But perhaps the most striking experience of encountering a ‘different space’ that seemed to reverberate with Foucault’s principles and features of heterotopia occurred when attending various music festivals, in particular the now hugely celebrated Glastonbury Festival in the UK.
Since its inception in 1970, Glastonbury has become the biggest green-field music and performing arts festival in the world and a model for many other festivals. Similarities with Foucault’s brief sketch of heterotopia seemed to include how the vast, teeming space grows. suddenly and then disappears each year; how the space marks both a temporal and spatial break, how it features a play of the ‘transient and precarious’ as well as a ‘system of opening and closing’, how it involves a series of rituals and, finally, how it incorporates various utopian themes.
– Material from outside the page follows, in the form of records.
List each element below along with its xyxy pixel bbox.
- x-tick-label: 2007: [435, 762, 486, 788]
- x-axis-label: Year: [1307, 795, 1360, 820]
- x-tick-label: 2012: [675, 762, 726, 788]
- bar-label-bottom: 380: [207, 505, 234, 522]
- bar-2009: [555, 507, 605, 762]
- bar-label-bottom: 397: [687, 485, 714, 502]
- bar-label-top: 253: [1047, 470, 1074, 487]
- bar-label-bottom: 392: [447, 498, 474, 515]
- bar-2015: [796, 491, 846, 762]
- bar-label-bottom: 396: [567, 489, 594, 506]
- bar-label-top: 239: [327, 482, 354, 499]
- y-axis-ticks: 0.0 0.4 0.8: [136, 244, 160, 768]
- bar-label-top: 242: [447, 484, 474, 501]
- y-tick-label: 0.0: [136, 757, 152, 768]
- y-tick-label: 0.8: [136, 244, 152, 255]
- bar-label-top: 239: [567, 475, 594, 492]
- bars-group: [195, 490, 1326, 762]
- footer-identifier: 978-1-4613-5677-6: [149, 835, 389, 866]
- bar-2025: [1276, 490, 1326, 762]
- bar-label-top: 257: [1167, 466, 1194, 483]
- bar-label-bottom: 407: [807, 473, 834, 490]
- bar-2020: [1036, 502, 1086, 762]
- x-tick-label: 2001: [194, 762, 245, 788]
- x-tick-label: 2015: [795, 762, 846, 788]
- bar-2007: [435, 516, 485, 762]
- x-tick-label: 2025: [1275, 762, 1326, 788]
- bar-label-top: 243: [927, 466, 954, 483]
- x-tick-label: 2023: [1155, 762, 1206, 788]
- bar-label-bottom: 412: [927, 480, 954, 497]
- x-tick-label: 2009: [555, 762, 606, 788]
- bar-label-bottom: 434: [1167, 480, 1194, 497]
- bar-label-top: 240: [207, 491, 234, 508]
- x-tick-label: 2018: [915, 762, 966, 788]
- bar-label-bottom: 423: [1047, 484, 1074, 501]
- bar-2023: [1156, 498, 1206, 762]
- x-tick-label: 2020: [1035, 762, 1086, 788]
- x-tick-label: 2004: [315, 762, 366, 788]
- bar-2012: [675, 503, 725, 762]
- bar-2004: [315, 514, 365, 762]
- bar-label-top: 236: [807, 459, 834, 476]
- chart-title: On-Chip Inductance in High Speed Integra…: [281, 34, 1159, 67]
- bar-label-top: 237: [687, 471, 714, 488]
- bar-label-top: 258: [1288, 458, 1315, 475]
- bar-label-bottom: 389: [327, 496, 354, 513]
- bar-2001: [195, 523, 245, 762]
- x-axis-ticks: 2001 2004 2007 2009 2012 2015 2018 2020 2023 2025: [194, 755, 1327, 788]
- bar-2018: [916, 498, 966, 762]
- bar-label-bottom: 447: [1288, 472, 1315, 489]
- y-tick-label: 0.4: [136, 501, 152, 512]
The festival might seem a rather clichéd example, but it struck me that taking Foucault’s spatial precepts threw a new light on how it functions without drawing upon two standard and opposing interpretations: a Bakhtinian example of the ‘carnivalesque’, expressing a utopian space that utterly disrupts the usual hierarchies of power, or an example of Adorno’s notion of reification, where modern ‘culture impresses the same stamp on everything’.
Foucault’s approach seemed to not so much attempt to synthesise these opposites in some dialectical process, but take a different direction altogether, an analysis that captured a certain ambiguity that belies the perennial complaints that the festival is ‘not like it used to be’. The festival is a hugely successful and thoroughly organised event that provides glimpses of a different world, disrupting for a short while the familiar landscape. The organiser, Michael Eavis, hesitantly suggests that it might sound ‘corny, (but) well, it’s a kind of utopia, really, something outside of the normal world we live in’ (an image taken from my tent at the Glastonbury Festival 2010 is therefore the banner image for this site). Heterotopia=a fragment of utopia, or utopian debris?